There's An Arts Emergency
Don't destroy our Foundation Courses. Please.
If you've studied an artistic subject in the UK then chances are you've heard about foundation courses. It's that year between college and degree where you get to play and experiment.
I didn't take an art subject at GCSE level. I also never finished my National Diploma in Art and Design.
I was accepted to do a Foundation Diploma in Art on the strength of my portfolio (I don't know what the tutor was thinking either, honestly). The Foundation Course allowed me to refine my crude portfolio and ideas, it gave me the points I needed to go forth and get my degree in Fine Art. It allowed me to experiment and not worry about 'niche' or 'personal style'. I had the chance to work with paper, printing, painting, sculpture, and everything in between.
I didn't have to fit myself into a pigeon hole, and I was so glad for that.
Nearly everyone I have ever spoken to, who has come through the arts education system in the UK has had nothing but praise for their Foundation year. It was the year they realised they were on the right path. My Foundation year opened up many doors and I made some life-long friends.
Yet, with cuts to education and the arts being made by the Government, Foundation courses are most at risk. Colleges and Universities are cutting them left, right, and centre. The cuts to Education are restricting what students are getting to learn, with humanities and arts being removed in favour of maths, science, and computing.
Why is this concerning?
Because when you embark on a career in design, or fine art, or any other B.A(Hons) creative subject you are taught process, but more importantly you are taught history, you are taught philosophy. Those on creative courses are encouraged to think and think lots. Arts and humanities foster experiments and ideas beyond what we see in the present.
Those is the arts are creating the new.
Last Thursday #cbloggers chat featured the question :-
Q3: What is one thing you would want to change about the way your creative area is perceived?
and how did most people reply? That they were fed up with design and creative work being seen as 'easy' or that 'anyone could do that'. I've said before, I'm an artist, and I can't design well.
The arts are seen as lesser academically challenging than most other subjects, and this is a dangerous mis-truth.

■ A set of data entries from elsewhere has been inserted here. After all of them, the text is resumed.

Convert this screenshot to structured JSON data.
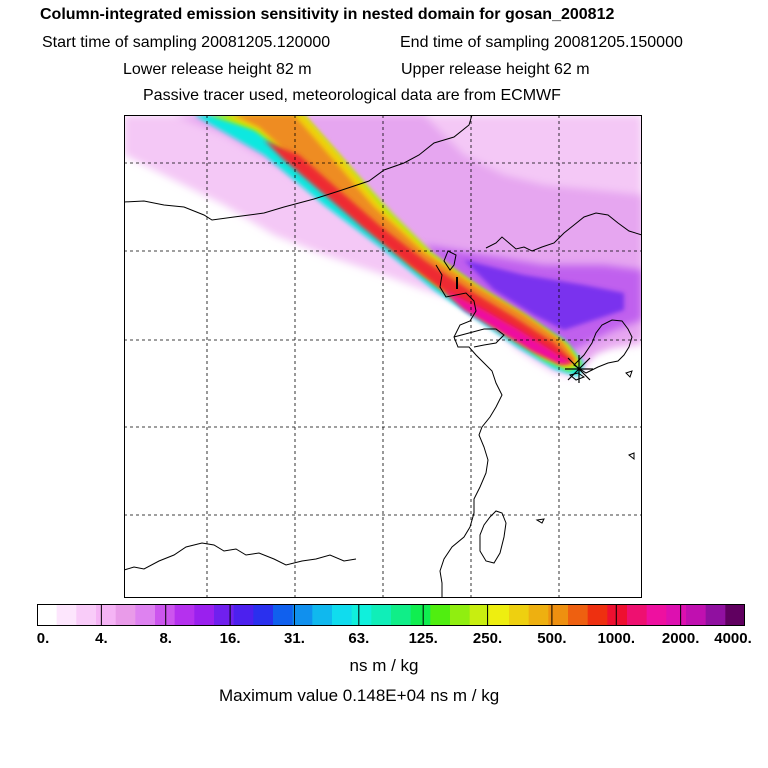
{
  "header": {
    "title": "Column-integrated emission sensitivity in nested domain for gosan_200812",
    "start_time": "Start time of sampling 20081205.120000",
    "end_time": "End time of sampling 20081205.150000",
    "lower_height": "Lower release height   82 m",
    "upper_height": "Upper release height   62 m",
    "tracer_note": "Passive tracer used, meteorological data are from ECMWF"
  },
  "colorbar": {
    "ticks": [
      "0.",
      "4.",
      "8.",
      "16.",
      "31.",
      "63.",
      "125.",
      "250.",
      "500.",
      "1000.",
      "2000.",
      "4000."
    ],
    "colors": [
      "#ffffff",
      "#fde6fd",
      "#f9ccf9",
      "#f5b4f5",
      "#e99be9",
      "#de82f0",
      "#cc55ee",
      "#b531ee",
      "#9a20ee",
      "#7020ee",
      "#4c20ee",
      "#2a30ee",
      "#1060ee",
      "#1090ee",
      "#10b8ee",
      "#10dcee",
      "#10f0dc",
      "#10eeb8",
      "#10ee88",
      "#10ee50",
      "#50ee10",
      "#90ee10",
      "#c8ee10",
      "#eeee10",
      "#eed010",
      "#eeb010",
      "#ee9010",
      "#ee6010",
      "#ee3010",
      "#ee1030",
      "#ee1070",
      "#ee10a0",
      "#dd10b0",
      "#c010b0",
      "#9010a0",
      "#600060"
    ],
    "units": "ns m / kg",
    "max_value": "Maximum value  0.148E+04 ns m / kg"
  },
  "map": {
    "release_marker": "star",
    "colors": {
      "coast": "#000000",
      "grid": "#000000",
      "star": "#000000"
    }
  }
}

Those of us studying and working in the arts are seen as less intelligent, when in reality we've not been taught to remember, we've been taught to create, and which one of those sounds more challenging?
The cuts to education and the arts and the misconceptions about the academic validity of the arts is concerning. Those in the arts create are culture, and without them things could become very concerning.
The arts are demanding subjects to take, at any level, and no, they don't just include looking at pretty pictures and painting pretty scenes. I know many of my readers are practicing creatives, I don't need to go in to too much detail.
I'm concerned about those currently coming in to the education system though. You don't need to be a genius to learn how to analyse a painting or piece of poetry. The arts should never be just for the elite, but these ideas slip in to practice and it's scary.
I read an article a few months a go, it said that many of the arts interns in London were from the middle and upper classes; because those young adults had parents paying for their homes and food, and paying for them to do the internship in the first place.
Since when did we have to pay to work for free?
Foundation courses and arts and culture are important. How many people visit the UK for our culture? Even if they just hang out in the capital (which is becoming less and less representative of the UK as a whole), they are coming to experience our varied arts, music, architecture, history, our culture. A dip in tourism is going to effect our economy.
They have the same ethos that I've always had, that the arts are important and creation is important.
This week I'm not giving you a list of interesting things to read, this week I'm asking if you too can support the arts. I'm asking that you think about all the chances you've had to be artistic and creative and contemplate that you've been privileged to do so, especially at a time when there are more and more barriers occurring for those younger than us.
Arts Emergency haven't paid me, they didn't even ask me. I just think we need more people like that.